Common themes: [('I', 5), ('How', 4), ('can', 3), ('update', 3), ('my', 3)]
Recognized intent: update_address


In [135]:
top_5_prompts[0][0]

'How can I update my shipping address?'

#### Enhance Interaction logic

In [139]:
# Example: Prioritize responses based on GA insights and enhanced intent recognition
def generate_response(user_intent):
    if user_intent == "change_password":
        return "To change your password, go to account settings and select 'Change Password'."
    elif user_intent == "create_account":
        return "Creating an account is easy! Just click on 'Sign Up' and follow the instructions."
    elif user_intent == "update_address":
        return "You can update your shipping address in account settings under 'Address Book'."
    elif user_intent == "update_account_info":
        return "To update your account information, navigate to account settings and choose the information you wish to update."
    # Add more responses based on top intents
    else:
        return "Sorry, I didn't understand that. Can you please rephrase your question?"

# Test the function
user_intent = recognize_intent("How can I update my shipping address?")
print("Chatbot response:", generate_response(user_intent))

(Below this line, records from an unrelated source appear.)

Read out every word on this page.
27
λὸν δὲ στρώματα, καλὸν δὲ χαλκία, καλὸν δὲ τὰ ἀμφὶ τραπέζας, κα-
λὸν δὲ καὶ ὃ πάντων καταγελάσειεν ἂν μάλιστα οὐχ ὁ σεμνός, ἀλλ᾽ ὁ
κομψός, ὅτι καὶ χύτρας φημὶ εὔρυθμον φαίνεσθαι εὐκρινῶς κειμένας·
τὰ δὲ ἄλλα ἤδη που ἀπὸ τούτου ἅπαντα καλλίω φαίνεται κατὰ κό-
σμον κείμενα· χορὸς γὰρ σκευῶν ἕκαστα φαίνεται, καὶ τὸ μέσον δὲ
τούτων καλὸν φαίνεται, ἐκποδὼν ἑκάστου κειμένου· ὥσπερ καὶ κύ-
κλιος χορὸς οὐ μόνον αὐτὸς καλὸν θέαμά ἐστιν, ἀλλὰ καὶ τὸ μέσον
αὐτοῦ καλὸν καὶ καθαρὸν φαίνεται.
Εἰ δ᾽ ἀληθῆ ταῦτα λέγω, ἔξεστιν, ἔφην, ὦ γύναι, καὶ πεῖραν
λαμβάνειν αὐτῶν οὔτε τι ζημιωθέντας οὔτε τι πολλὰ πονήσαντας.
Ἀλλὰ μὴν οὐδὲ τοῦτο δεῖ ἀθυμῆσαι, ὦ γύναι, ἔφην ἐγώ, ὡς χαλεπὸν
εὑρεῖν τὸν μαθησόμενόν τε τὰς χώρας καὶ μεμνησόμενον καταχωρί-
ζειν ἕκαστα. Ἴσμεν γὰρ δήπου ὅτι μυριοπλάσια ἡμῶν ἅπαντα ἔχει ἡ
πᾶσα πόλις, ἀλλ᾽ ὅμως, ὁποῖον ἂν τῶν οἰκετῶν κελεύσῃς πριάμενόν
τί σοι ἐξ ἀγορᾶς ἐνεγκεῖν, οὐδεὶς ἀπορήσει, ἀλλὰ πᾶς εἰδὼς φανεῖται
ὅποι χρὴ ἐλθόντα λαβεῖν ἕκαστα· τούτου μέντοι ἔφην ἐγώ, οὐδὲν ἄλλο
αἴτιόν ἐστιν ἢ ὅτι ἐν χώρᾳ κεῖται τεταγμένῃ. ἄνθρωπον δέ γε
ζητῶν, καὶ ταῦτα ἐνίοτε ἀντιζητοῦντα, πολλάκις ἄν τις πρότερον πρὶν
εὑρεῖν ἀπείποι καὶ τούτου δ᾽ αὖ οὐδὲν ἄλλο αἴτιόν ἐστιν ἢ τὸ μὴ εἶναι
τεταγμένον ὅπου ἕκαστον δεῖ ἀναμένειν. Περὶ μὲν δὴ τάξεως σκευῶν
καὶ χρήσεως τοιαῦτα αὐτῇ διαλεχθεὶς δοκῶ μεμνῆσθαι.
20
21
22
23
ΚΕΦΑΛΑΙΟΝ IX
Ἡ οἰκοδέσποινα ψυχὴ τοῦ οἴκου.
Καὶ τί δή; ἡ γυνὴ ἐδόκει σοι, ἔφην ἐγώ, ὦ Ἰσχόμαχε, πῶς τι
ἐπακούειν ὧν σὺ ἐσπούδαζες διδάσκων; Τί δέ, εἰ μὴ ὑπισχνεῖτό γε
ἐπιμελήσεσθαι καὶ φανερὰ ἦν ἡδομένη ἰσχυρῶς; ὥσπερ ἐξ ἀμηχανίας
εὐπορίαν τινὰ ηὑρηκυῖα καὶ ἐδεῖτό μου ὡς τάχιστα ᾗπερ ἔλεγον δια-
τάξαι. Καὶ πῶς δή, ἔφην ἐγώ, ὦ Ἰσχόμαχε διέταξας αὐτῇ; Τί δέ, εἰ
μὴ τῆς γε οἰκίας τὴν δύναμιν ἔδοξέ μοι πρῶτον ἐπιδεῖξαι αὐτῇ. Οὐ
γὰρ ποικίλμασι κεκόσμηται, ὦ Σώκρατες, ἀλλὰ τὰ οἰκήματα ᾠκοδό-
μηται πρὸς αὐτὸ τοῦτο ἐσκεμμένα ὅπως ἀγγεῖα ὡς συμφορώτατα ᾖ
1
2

Chatbot response: You can update your shipping address in account settings under 'Address Book'.


#### Improve question framing

In [140]:
# Example: Frame questions based on user language patterns and intents
def ask_for_details(user_intent):
    if user_intent == "change_password":
        return "Would you like to reset your password, or are you trying to update it?"
    elif user_intent == "create_account":
        return "Do you need help with the steps to create a new account?"
    elif user_intent == "update_address":
        return "Are you looking to add a new address or modify an existing one?"
    elif user_intent == "update_account_info":
        return "What specific account information are you looking to update?"
    else:
        return "Could you provide more details to assist you better?"

# Test the function
user_intent = recognize_intent("I need to change my delivery address")
print("Chatbot question:", ask_for_details(user_intent))


Chatbot question: Could you provide more details to assist you better?


The chatbot asks more specific follow-up questions based on the recognized intent.

#### Optimize user input processing

In [141]:
# Example: Enhanced input processing
def process_input(user_input):
    intent = recognize_intent(user_input)
    response = generate_response(intent)
    return response

# Test the function
print("Processed response:", process_input("How can I update my email address?"))


Processed response: You can update your shipping address in account settings under 'Address Book'.


The chatbot processes user inputs, recognizes their intent, and generates an appropriate response.

#### Structure response effectively

In [142]:
# Example: Structuring responses for clarity and action
def structured_response(user_intent):
    if user_intent == "change_password":
        return {"message": "Click here to reset your password", "action": "open_link", "url": "/reset-password"}
    elif user_intent == "create_account":
        return {"message": "Click here to start creating your account", "action": "open_link", "url": "/signup"}
    elif user_intent == "update_address":
        return {"message": "Click here to update your address", "action": "open_link", "url": "/address-book"}
    elif user_intent == "update_account_info":
        return {"message": "You can update your account info here", "action": "open_link", "url": "/account-settings"}
    else:
        return {"message": "Sorry, I'm not sure how to help with that. Can you try asking in a different way?"}

# Test the function
user_intent = recognize_intent("I forgot my password")
print("Structured response:", structured_response(user_intent))

Structured response: {'message': 'Click here to reset your password', 'action': 'open_link', 'url': '/reset-password'}


Responses are structured with clear messages and actionable steps, like providing links for direct actions.